Pages

Monday, July 28, 2008

Is it possible to socialize an infant?

Starting next month, Colin will be going to a Mother's (Father's in our case) Day Out program at Porter Memorial Church. To say I'm a ball of emotions is a huge understatement! While I'm excited to encourage him to play with others and meet new friends, I'm also scared to death that he's going to cry his eyes out and be miserable when we(Wes) leaves. I'm not expecting miracles, I realize on the first day that most kids will cry, but Colin has never stayed with anyone except me, Wes, and/or my mom. If he can't see one of the three of us at all times, you're going to hear about it!
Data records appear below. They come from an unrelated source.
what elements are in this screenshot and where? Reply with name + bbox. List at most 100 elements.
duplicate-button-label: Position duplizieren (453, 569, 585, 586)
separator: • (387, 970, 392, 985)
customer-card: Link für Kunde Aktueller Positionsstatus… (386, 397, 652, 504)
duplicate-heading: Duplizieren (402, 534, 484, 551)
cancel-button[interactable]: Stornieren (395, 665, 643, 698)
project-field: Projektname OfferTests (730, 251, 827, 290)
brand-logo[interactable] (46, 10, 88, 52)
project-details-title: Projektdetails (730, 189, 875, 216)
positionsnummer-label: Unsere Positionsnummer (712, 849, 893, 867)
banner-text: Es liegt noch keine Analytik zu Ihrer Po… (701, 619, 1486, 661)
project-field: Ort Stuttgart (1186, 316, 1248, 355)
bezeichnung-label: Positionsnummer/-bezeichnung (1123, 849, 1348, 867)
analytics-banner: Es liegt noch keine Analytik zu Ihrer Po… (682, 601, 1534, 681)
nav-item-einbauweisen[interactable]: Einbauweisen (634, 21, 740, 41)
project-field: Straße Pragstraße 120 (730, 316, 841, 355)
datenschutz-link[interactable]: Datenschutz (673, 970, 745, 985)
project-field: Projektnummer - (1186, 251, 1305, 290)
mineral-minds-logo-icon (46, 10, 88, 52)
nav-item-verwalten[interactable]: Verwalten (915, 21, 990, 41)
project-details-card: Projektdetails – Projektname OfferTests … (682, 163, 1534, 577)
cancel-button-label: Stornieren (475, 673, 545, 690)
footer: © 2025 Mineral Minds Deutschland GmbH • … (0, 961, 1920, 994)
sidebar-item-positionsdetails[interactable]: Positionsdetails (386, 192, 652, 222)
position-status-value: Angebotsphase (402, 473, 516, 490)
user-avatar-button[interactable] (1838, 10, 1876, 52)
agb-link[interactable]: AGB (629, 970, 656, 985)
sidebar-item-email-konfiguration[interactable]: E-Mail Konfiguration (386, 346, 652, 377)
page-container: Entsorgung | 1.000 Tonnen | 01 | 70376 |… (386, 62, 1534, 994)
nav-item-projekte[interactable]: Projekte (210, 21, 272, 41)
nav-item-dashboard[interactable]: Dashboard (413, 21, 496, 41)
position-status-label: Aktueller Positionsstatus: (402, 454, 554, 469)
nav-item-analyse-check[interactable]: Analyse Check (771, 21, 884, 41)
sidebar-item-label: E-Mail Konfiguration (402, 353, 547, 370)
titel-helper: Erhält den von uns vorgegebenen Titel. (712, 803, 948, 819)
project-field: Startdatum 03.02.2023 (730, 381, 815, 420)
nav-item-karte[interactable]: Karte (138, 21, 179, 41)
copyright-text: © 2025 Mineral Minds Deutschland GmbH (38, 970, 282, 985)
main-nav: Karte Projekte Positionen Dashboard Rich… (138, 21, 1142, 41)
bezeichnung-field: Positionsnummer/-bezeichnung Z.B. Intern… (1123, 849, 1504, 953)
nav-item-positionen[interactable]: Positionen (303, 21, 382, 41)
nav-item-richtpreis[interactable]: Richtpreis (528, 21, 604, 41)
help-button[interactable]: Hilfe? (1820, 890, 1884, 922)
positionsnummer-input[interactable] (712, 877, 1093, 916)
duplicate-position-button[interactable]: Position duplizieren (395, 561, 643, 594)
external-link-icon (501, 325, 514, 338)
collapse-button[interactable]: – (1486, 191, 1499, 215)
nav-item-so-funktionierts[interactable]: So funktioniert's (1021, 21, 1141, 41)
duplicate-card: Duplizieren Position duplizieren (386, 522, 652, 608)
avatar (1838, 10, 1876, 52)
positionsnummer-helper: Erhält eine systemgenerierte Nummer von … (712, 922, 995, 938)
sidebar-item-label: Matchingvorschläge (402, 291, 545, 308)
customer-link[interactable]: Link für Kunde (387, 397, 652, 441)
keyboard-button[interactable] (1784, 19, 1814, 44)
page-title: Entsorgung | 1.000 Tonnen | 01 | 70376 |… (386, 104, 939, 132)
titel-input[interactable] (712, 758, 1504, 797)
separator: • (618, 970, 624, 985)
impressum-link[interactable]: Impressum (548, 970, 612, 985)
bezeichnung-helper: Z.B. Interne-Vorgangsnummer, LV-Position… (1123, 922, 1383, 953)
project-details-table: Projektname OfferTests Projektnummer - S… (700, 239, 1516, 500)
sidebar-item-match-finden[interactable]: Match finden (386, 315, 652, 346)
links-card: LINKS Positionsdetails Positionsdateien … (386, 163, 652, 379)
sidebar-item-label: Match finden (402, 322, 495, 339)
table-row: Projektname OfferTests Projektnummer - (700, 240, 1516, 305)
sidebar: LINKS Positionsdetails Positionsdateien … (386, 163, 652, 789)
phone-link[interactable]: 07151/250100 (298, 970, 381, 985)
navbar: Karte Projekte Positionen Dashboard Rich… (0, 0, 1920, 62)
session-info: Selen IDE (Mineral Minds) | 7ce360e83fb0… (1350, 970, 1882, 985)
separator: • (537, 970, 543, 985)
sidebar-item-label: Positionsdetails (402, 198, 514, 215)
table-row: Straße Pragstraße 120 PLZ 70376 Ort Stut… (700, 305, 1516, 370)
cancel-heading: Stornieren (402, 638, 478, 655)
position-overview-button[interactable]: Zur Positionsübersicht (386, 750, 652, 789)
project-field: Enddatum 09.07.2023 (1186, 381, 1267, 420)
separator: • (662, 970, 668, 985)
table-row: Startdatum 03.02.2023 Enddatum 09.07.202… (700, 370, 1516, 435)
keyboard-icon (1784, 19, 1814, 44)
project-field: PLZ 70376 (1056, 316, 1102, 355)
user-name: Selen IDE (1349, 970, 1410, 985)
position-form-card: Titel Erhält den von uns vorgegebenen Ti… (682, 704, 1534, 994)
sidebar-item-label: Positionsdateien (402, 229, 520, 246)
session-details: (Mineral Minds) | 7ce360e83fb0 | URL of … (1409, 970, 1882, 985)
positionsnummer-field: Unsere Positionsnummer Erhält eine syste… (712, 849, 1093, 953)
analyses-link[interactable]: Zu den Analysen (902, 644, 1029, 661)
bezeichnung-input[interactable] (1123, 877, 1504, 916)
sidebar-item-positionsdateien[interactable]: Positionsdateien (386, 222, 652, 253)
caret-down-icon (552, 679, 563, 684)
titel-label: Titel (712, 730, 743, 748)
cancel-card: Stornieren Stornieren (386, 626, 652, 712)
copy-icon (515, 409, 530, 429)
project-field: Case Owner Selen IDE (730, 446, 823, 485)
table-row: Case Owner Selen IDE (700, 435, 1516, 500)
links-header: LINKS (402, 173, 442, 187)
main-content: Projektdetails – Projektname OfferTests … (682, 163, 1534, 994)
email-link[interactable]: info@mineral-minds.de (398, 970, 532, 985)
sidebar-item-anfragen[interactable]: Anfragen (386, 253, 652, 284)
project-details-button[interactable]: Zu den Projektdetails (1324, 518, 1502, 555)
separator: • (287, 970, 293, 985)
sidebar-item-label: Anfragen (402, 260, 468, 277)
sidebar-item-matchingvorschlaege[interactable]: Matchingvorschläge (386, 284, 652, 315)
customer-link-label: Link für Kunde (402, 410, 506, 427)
I just have to keep reassuring myself that this is for his own good and he needs to learn to be away from us and more importantly, learn to play with others. I also know that the teachers and other care givers at the church are not newbies, they've been down this road more times than I can count and I'm sure they've had many kids to cry when their parents leave. But none of them have been MY Colin! I'm just glad that Wes is the one who is going to drop him off and have to see the waterworks. I'm not sure I could leave him if he was crying. So someone please tell me you've been in my shoes and that it will get better!

In an attempt to begin this whole socialization process and begin to introduce him to playmates, he got to meet 2 new friends this weekend. The first was Silas. Our friends, Cara and Jason recently adopted Silas from China. He is almost 2 but is almost the exact same size as Colin. We took them dinner Saturday night and got to play a bit with him and their 2 girls, Madelyn and Caroline. Although they all played well, they all played separate. Colin was too busy discovering all the new toys and scouring to find the smallest pieces to put in his mouth (yes we have an issue with EVERYTHING going straight to the mouth). He was clingy towards me when we first got there but as soon as he was let loose in the toy room, he was just fine and didn't really even pay attention to Wes or I.

Sunday we went and played with my friend Angie's 2 little girls, Grace and Leah. Leah is about 6 months older than Colin but is very similar in disposition. Like Colin, Leah can't sit still for longer than 2 seconds. She is a daredevil and marches to the beat of a different drummer. I love their individuality though! Colin was more receptive to her, perhaps it's because he's such a flirt, but Leah wasn't so sure about someone else playing with HER toys. At one point she was sitting on the couch and Colin was over at her toy box. She spotted him and immediately started to get down off the couch, running towards him, while calling her big sister for backup! It was as if she was telling Grace, "Hey, we've got to protect our stuff from that intruder!" Colin was intrigued by her though and watched her intently while she was playing with some of her toys. I'm not sure if he thought she was cute or if he was learning from her. Nonetheless, it was refreshing again to see that he played well with others and didn't have to sit in my lap the whole time.

What I've learned is to put him amongst the toys and run like the wind to get out of sight - out of sight, out of mind...right?!! This is not going to be easy!

1 comment:

  1. Colin will be fine. And you're right- he needs to be with other children. Most of the things Carter has learned from the children he's around are great and have helped with his own development. And you could do what I do when Carter cries- at least he LIKES me! Think of it like that because there have been some days that although he cried and didn't want me to leave, he cried when I picked him up because he was having way too much fun! I'll be thinking about you guys.